Faith and Reason, Art and Science, Together at Last

A prevailing view among scientists and atheists is that everything is knowable. Humans are simply particles in motion, governed by biology and physics. Given the right tools and information, some people believe that human beings could know all the secrets of the universe, past and present. This mode of thought has led to a number of remarkable discoveries, but according to theoretical biologist Stuart Kauffman, writing for the scientific website the Edge, it is fundamentally “reductionist.”

Viewing the human experience as nothing more than biology and physics allows for only happenings. “There are no meanings, no values, no doings,” Kauffman writes. There is also no room for spirituality, or acceptance of forces beyond human comprehension. “Science has driven a wedge between faith and reason,” according to Kauffman, elevating science and devaluing faith as irrelevant.

The schism between science and religion has turned into a philosophical “cold war” according to philosopher Ken Wilber. In an interview with Salon.com, Wilber talks about how neither science nor religion are fundamentally wrong. They’re actually complimentary, if a person looks at them the right way. Wilber says some of the world’s greatest scientists, including Werner Heisenberg, Erwin Schrödinger, and Sir Arthur Eddington, were fundamentally mystics, because they understood the limits of physics and science.

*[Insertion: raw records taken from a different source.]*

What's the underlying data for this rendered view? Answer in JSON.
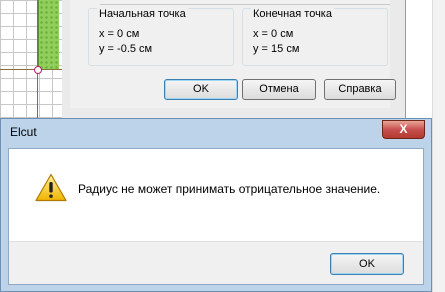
{
  "background_dialog": {
    "start_point": {
      "title": "Начальная точка",
      "x_line": "x = 0 см",
      "y_line": "y = -0.5 см"
    },
    "end_point": {
      "title": "Конечная точка",
      "x_line": "x = 0 см",
      "y_line": "y = 15 см"
    },
    "buttons": {
      "ok": "OK",
      "cancel": "Отмена",
      "help": "Справка"
    }
  },
  "message_box": {
    "title": "Elcut",
    "close_glyph": "X",
    "icon": "warning-icon",
    "message": "Радиус не может принимать отрицательное значение.",
    "ok": "OK"
  }
}
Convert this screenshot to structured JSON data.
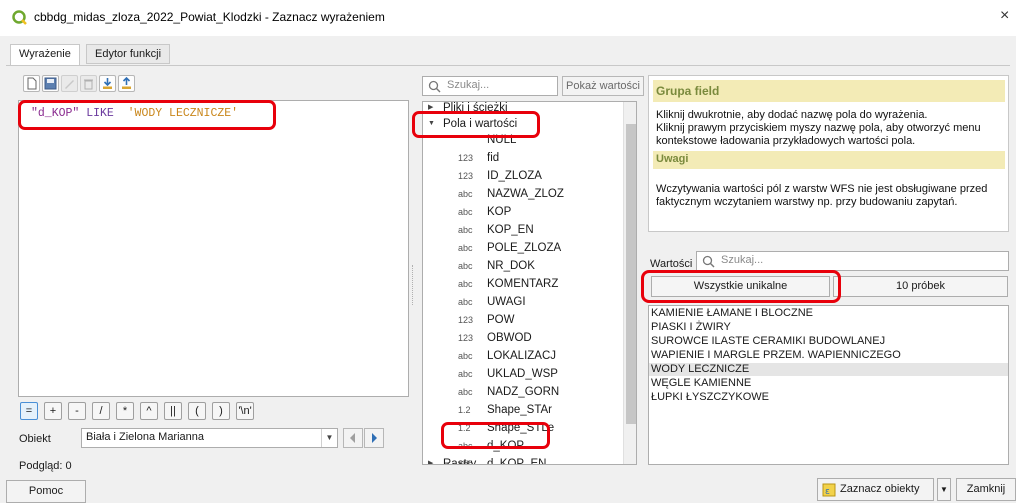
{
  "window": {
    "title": "cbbdg_midas_zloza_2022_Powiat_Klodzki - Zaznacz wyrażeniem",
    "close_glyph": "×"
  },
  "tabs": [
    {
      "label": "Wyrażenie",
      "active": true
    },
    {
      "label": "Edytor funkcji",
      "active": false
    }
  ],
  "editor": {
    "expression": {
      "field": "\"d_KOP\"",
      "operator": "LIKE",
      "value": "'WODY LECZNICZE'"
    },
    "operators": [
      "=",
      "+",
      "-",
      "/",
      "*",
      "^",
      "||",
      "(",
      ")",
      "'\\n'"
    ],
    "feature_label": "Obiekt",
    "feature_value": "Biała i Zielona Marianna",
    "preview_label": "Podgląd: 0"
  },
  "middle": {
    "search_placeholder": "Szukaj...",
    "show_values_label": "Pokaż wartości",
    "tree": {
      "group_files": "Pliki i ścieżki",
      "group_fields": "Pola i wartości",
      "null_item": "NULL",
      "fields": [
        {
          "type": "123",
          "name": "fid"
        },
        {
          "type": "123",
          "name": "ID_ZLOZA"
        },
        {
          "type": "abc",
          "name": "NAZWA_ZLOZ"
        },
        {
          "type": "abc",
          "name": "KOP"
        },
        {
          "type": "abc",
          "name": "KOP_EN"
        },
        {
          "type": "abc",
          "name": "POLE_ZLOZA"
        },
        {
          "type": "abc",
          "name": "NR_DOK"
        },
        {
          "type": "abc",
          "name": "KOMENTARZ"
        },
        {
          "type": "abc",
          "name": "UWAGI"
        },
        {
          "type": "123",
          "name": "POW"
        },
        {
          "type": "123",
          "name": "OBWOD"
        },
        {
          "type": "abc",
          "name": "LOKALIZACJ"
        },
        {
          "type": "abc",
          "name": "UKLAD_WSP"
        },
        {
          "type": "abc",
          "name": "NADZ_GORN"
        },
        {
          "type": "1.2",
          "name": "Shape_STAr"
        },
        {
          "type": "1.2",
          "name": "Shape_STLe"
        },
        {
          "type": "abc",
          "name": "d_KOP"
        },
        {
          "type": "abc",
          "name": "d_KOP_EN"
        }
      ],
      "group_raster": "Rastry"
    }
  },
  "help": {
    "title": "Grupa field",
    "text1": "Kliknij dwukrotnie, aby dodać nazwę pola do wyrażenia.",
    "text2": "Kliknij prawym przyciskiem myszy nazwę pola, aby otworzyć menu kontekstowe ładowania przykładowych wartości pola.",
    "notes_title": "Uwagi",
    "notes_text": "Wczytywania wartości pól z warstw WFS nie jest obsługiwane przed faktycznym wczytaniem warstwy np. przy budowaniu zapytań."
  },
  "values": {
    "label": "Wartości",
    "search_placeholder": "Szukaj...",
    "all_unique_label": "Wszystkie unikalne",
    "samples_label": "10 próbek",
    "items": [
      "KAMIENIE ŁAMANE I BLOCZNE",
      "PIASKI I ŻWIRY",
      "SUROWCE ILASTE CERAMIKI BUDOWLANEJ",
      "WAPIENIE I MARGLE  PRZEM. WAPIENNICZEGO",
      "WODY LECZNICZE",
      "WĘGLE KAMIENNE",
      "ŁUPKI ŁYSZCZYKOWE"
    ],
    "selected_index": 4
  },
  "footer": {
    "help_label": "Pomoc",
    "select_label": "Zaznacz obiekty",
    "close_label": "Zamknij"
  },
  "colors": {
    "highlight": "#e8000b",
    "qgis_green": "#6fa82f",
    "help_header_bg": "#f3ebb6",
    "field_color": "#8a2b8f",
    "keyword_color": "#6b3a9e",
    "string_color": "#c9861a"
  },
  "icons": [
    "qgis-logo-icon",
    "new-file-icon",
    "save-icon",
    "edit-icon",
    "delete-icon",
    "import-icon",
    "export-icon",
    "search-icon",
    "prev-arrow-icon",
    "next-arrow-icon",
    "select-by-expression-icon",
    "chevron-down-icon"
  ]
}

“Understanding the limits to human knowledge and intervention is going to be the question of the twenty-first century,” according to opera director Peter Sellars in an interview with the Bulletin of the Atomic Scientists (pdf). Science is able to push the boundaries of knowledge, but science alone has proven itself unable to understand the limits. That’s where not only faith, but art can play a useful role.

Uniting arts and sciences, faith and reason, could instill some reverence and responsibility into science. In the twentieth century, “science was made into a God, a substitute for religion,” Sellars said in the interview. Sellars’ new opera, Dr. Atomic, is about the atomic bomb, one of the most destructive creations of science. “And it’s bad enough for a religion to be a religion,” Sellars said, “but when science becomes a religion, it’s very dangerous.”